La mère est une belle femme, active, élégante, sans pitié, elle a la bienveillance tyrannique, et s’étonne de vieillir – dépitée de voir apparaitre dans un selfie les traits de sa propre mère. Neige fait de la danse classique en tutu et pointes, vient d’avoir pour la première fois ses règles, a encore des airs d’enfant, se sent grandir, les habits corsetés de petite-fille-idéale la compriment et l’étouffent. Histoire d’oxygéner ses poumons, d’agrandir son horizon, elle suit en douce quelques jeunes gens – plus délurés qu’elle, un joli Chris qui ne sait pas qu’il fait battre son cœur, une vive Delphine à l’aise dans ses baskets, partis faire la fête dans la forêt voisine.
 

 

Apprends-moi l’inutile.
Ce qui ne sert à rien mais qui fait du bien.
Apprends-moi à rêver, à marcher sur les mains, à aimer le temps qui passe.
— Pauline Bureau, Neige

Ce conte d’aujourd’hui nous emmène sur ces frontières où oscillent mère et fille, en ces moments instables faits de continuités et de ruptures, d’étonnements et d’interrogations, où l’on passe d’un âge à l’autre, comme un élément passe d’un état à l’autre sans cesser d’être lui-même.
Comme dans les contes de toujours, il y a un miroir où l’on mire ses traits et ses rêves, une princesse, une reine et un roi, un chasseur, des biches et des loups, et l’on y fait l’apprentissage d’être soi.

Neige est un spectacle extrêmement délicat et tendre, où le chasseur-guetteur n’est pas un prédateur mais un protecteur, où les loups alertent mais ne dévorent pas, où les êtres ne sont pas univoques et où le cœur de chacun finit par trouver son chemin. Pauline Bureau sait comme peu d’autres conférer de la magie à la technologie. Elle use de la vidéo avec un à-propos et une poésie rare, et teinte le réalisme quasi-documentaire de l’écriture de ses personnages d’un onirisme, d’un merveilleux vibrant. La scénographie est spectaculaire et rêveuse, les séquences subaquatiques sont envoûtantes, évoquant dans leur lente chorégraphie les fascinantes vidéos de Bill Viola, la composition musicale électro est ample et prenante.
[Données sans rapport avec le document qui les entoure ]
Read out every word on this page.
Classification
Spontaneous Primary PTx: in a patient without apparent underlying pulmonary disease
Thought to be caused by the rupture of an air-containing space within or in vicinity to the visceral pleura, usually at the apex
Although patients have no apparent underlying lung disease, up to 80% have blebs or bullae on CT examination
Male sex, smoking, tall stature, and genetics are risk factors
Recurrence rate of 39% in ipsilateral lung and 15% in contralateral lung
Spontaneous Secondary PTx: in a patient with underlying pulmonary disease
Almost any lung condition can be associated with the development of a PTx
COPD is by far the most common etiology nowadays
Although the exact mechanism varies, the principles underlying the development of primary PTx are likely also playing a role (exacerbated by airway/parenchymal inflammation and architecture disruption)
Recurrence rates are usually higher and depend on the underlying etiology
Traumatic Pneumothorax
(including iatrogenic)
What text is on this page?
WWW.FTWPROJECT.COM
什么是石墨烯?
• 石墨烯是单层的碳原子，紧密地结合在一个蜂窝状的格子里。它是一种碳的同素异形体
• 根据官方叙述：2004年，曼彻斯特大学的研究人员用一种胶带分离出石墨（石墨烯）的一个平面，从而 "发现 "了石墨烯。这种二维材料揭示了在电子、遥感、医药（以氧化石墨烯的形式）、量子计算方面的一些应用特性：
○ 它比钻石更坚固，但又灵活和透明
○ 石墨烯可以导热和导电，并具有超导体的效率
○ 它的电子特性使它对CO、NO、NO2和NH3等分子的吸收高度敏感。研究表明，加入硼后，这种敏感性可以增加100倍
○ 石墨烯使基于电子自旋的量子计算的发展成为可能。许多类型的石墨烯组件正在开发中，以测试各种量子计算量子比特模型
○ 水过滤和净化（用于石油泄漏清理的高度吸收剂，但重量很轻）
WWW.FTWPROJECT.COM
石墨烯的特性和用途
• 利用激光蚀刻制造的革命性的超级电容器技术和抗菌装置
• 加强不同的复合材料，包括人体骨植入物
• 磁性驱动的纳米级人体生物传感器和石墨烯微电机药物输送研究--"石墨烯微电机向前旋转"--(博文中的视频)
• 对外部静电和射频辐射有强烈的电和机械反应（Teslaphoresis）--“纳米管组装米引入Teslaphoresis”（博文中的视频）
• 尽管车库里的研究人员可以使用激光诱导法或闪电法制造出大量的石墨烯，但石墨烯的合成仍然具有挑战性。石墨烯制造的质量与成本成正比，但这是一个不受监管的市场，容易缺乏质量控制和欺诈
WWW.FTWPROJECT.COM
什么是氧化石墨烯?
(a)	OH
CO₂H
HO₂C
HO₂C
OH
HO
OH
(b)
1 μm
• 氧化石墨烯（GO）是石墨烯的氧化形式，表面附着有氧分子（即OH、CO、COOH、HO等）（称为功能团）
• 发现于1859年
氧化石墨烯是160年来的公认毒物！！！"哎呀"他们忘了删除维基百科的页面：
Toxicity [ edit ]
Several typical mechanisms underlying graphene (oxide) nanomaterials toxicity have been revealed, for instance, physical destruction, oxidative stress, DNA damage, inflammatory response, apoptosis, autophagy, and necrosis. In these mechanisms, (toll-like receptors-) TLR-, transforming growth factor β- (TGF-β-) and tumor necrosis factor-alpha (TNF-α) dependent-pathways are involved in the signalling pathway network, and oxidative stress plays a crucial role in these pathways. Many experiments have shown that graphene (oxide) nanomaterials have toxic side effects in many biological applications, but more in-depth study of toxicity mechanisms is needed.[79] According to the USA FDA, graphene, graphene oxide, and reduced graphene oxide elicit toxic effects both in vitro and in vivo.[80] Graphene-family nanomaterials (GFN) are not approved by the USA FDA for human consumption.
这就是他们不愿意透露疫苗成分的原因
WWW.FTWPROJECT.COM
Les interprètes – mention spéciale à l’irrésistible Marie Nicolle dans le rôle de la mère et à Régis Laroche, singulièrement touchant en chasseur qui aime la solitude et les animaux – ont tous une justesse qui irradient d’humanité leurs personnages.

À voir, de préférence avec un.e ado mais ce n’est pas nécessaire. De 10 ans à 110 ans, les mouvements de l’âme et de la vie des protagonistes de ce conte contemporain sauront vous mouvoir et émouvoir, avec sensibilité, humour et finesse. Un spectacle gracieux et profond, d’une grande douceur, et d’une incroyable beauté.

Marie-Hélène Guérin

 

NEIGE
Au Théâtre de la Colline jusqu’au 22 décembre 2023
Un spectacle de la compagnie La part des anges
Texte et mise en scène Pauline Bureau
Avec Yann Burlot, Camille Garcia, Régis Laroche, Marie Nicolle, Anthony Roullier, Claire Toubin
Scénographie et accessoires Emmanuelle Roy | costumes Alice Touvet | composition musicale et sonore Vincent Hulot | dramaturgie Benoîte Bureau | magie et vidéo Clément Debailleul | lumières Jean-Luc Chanonat | perruques Julie Poulain | collaboratrice artistique Valérie Nègre | assistanat à la mise en scène Léa Fouillet | cheffe opératrice tournage subaquatique Florence Levasseur
Construction décor Atelier de La Comédie de Saint-Étienne
Photos de répétitions © Christophe Raynaud de Lage

Conseillé à partir de 10 ans
 

Production
La part des anges
Coproduction La Colline – théâtre national, La Comédie de Saint-Étienne – Centre dramatique national, Les Théâtres de la Ville de Luxembourg, L’Espace des Arts – Scène nationale de Chalon-sur-Saône, Théâtre Sénart – Scène nationale EPCC, Le Bateau Feu – Scène nationale de Dunkerque, Théâtre des Quartiers d’Ivry – CDN du Val-de-Marne, Scène nationale 61 – Alençon-Flers-Mortagne
Le spectacle bénéficie de l’aide à la création du Conseil général de Seine-Maritime.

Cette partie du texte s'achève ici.